You can put a 1976 Gravely engine on your chassis straight away, and yes you can add electric start but it gets a little pricey. 

You can also adapt a Honda or other modern engines with a special adapter and some work. Guthrie Repower [email protected]

Roger,


----------



## alguy

thank you for the help,i will keep posting on the resto


----------



## Gordsbrain

i have a question about the Gravely model 546 and model 5260... are parts available any wheres i am looking at a deal that includes one of each and 7 attachments for $1700 one of them runs and one does not as well as all attachments work ! is this a good deal ????


----------



## Beaner2u

Condition dictates a lot on value as does location. On the East Coast, around PA, Gravelys are plentiful. You can find most parts needed for a Gravely used on eBay, but there are risks buying used. Many new old stock parts are still available but pricy. 

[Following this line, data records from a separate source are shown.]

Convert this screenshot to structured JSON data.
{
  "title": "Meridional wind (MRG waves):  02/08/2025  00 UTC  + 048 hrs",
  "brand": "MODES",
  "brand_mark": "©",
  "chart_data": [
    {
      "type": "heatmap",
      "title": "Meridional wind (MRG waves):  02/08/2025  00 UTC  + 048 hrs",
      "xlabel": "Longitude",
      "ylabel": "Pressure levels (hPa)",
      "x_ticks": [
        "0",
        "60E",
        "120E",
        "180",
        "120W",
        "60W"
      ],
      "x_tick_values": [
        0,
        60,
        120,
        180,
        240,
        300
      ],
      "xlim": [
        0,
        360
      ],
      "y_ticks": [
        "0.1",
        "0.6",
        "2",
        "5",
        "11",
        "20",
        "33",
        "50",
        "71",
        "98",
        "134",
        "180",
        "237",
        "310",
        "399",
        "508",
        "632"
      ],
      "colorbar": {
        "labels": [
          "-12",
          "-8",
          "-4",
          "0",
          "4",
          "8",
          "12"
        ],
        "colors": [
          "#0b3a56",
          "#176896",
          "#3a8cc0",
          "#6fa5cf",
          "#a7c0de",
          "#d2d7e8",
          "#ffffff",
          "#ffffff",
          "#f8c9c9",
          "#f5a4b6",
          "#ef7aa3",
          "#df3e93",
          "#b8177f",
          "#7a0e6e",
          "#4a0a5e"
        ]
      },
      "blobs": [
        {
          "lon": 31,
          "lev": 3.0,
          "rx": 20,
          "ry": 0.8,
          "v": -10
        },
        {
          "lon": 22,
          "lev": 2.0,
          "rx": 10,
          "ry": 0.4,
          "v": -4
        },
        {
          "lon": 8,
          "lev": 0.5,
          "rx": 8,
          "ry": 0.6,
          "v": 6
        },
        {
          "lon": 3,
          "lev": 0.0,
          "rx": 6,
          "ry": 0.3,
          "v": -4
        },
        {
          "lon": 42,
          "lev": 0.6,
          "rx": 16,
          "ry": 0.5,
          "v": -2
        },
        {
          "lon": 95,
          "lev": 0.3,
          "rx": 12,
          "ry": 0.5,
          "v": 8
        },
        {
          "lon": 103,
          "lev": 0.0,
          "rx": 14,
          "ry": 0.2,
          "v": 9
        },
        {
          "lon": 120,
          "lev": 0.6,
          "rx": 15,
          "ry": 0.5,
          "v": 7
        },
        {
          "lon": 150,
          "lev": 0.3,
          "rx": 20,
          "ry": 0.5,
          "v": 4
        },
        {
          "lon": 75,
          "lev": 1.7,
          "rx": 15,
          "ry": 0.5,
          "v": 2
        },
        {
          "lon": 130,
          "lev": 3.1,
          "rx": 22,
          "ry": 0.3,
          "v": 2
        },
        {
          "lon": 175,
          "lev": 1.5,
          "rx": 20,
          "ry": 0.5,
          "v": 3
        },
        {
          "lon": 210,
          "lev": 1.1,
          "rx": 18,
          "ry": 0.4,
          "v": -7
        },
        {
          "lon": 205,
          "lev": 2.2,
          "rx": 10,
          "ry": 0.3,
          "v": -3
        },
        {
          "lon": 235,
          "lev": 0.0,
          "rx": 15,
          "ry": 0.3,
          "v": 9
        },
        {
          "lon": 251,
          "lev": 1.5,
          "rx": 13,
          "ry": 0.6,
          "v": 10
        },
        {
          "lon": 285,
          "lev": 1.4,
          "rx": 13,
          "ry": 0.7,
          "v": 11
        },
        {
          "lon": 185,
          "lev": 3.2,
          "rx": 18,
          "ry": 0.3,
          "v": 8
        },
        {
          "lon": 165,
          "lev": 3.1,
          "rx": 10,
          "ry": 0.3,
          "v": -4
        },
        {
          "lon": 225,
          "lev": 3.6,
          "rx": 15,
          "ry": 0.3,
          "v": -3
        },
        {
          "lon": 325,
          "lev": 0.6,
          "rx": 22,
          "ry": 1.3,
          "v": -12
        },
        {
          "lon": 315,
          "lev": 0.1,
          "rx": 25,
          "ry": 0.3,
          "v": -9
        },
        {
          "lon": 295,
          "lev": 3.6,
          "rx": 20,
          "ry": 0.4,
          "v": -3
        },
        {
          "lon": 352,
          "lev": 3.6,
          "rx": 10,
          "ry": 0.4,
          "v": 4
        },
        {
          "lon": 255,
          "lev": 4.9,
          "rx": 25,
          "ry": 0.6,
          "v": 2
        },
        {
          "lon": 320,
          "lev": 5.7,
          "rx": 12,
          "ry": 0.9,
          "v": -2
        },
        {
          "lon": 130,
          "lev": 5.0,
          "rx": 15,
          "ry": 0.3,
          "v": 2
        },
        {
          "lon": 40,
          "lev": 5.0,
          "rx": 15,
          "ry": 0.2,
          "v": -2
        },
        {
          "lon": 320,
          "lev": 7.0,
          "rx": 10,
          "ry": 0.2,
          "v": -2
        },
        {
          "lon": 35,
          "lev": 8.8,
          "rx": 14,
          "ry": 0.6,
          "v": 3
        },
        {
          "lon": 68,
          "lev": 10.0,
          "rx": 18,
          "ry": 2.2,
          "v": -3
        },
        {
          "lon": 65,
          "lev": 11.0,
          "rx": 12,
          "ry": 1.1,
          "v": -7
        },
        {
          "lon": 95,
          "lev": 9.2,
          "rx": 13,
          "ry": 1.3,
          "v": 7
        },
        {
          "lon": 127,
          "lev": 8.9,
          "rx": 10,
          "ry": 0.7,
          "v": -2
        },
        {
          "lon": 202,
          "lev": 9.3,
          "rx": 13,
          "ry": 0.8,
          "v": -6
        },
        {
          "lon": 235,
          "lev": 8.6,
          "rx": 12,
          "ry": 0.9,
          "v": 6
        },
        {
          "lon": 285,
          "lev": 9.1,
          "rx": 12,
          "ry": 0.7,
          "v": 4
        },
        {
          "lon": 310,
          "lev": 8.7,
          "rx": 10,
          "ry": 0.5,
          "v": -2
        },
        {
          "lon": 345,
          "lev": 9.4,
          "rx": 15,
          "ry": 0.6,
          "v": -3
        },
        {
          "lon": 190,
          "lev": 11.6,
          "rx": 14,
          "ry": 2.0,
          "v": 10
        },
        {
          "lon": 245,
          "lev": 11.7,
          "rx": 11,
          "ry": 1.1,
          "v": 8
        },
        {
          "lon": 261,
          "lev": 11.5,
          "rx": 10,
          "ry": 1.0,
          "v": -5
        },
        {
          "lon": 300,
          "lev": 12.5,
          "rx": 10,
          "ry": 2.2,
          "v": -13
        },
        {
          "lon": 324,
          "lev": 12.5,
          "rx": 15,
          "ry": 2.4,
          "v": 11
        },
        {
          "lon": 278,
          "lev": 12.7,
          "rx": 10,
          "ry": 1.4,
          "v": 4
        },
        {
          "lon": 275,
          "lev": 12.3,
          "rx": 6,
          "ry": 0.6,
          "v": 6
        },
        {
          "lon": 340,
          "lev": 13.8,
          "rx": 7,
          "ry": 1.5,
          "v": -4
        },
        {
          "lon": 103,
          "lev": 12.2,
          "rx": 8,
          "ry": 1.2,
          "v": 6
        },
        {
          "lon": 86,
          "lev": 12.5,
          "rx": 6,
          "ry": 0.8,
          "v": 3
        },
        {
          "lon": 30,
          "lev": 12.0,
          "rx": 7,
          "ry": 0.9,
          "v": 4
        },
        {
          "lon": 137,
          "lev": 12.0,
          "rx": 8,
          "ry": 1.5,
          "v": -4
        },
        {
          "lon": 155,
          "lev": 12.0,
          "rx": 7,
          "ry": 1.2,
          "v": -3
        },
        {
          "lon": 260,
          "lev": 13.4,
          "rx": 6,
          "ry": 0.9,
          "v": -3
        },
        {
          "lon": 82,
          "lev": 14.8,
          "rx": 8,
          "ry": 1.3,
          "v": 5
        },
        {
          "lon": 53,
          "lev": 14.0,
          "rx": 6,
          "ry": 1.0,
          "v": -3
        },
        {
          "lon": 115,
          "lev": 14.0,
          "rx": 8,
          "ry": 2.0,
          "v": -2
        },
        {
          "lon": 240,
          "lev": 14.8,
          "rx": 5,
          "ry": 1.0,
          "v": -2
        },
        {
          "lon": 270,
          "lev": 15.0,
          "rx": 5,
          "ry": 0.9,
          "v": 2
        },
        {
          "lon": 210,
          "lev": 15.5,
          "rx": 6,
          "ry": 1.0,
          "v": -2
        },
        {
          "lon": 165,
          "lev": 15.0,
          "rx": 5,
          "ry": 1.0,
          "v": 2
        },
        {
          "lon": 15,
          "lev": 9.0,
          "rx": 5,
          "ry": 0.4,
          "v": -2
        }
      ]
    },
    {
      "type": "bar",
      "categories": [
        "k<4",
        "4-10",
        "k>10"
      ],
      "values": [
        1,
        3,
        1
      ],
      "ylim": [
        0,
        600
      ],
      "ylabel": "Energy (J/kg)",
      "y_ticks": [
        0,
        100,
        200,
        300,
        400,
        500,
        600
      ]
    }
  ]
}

Most of the parts in the 500 series will work in a 5000 series, except for the Swiftamatic differential and maybe the axles and wheel hubs. The 5000 may have a Quick Hitch for mounting attachments, but that hitch can be removed in order to mount older style attachments.

Roger,


----------



## rvineyard

*Different Models*

I have purhased a couple of Gravelys one is a 5260 and the other is a model L orange and white in color. The model L came with bush hog and sickle mower and the 5260 came with a tiller attatchment. I would like to know if the attatchments for the Model L will work with the 5260 or will I need some type of adapter?


----------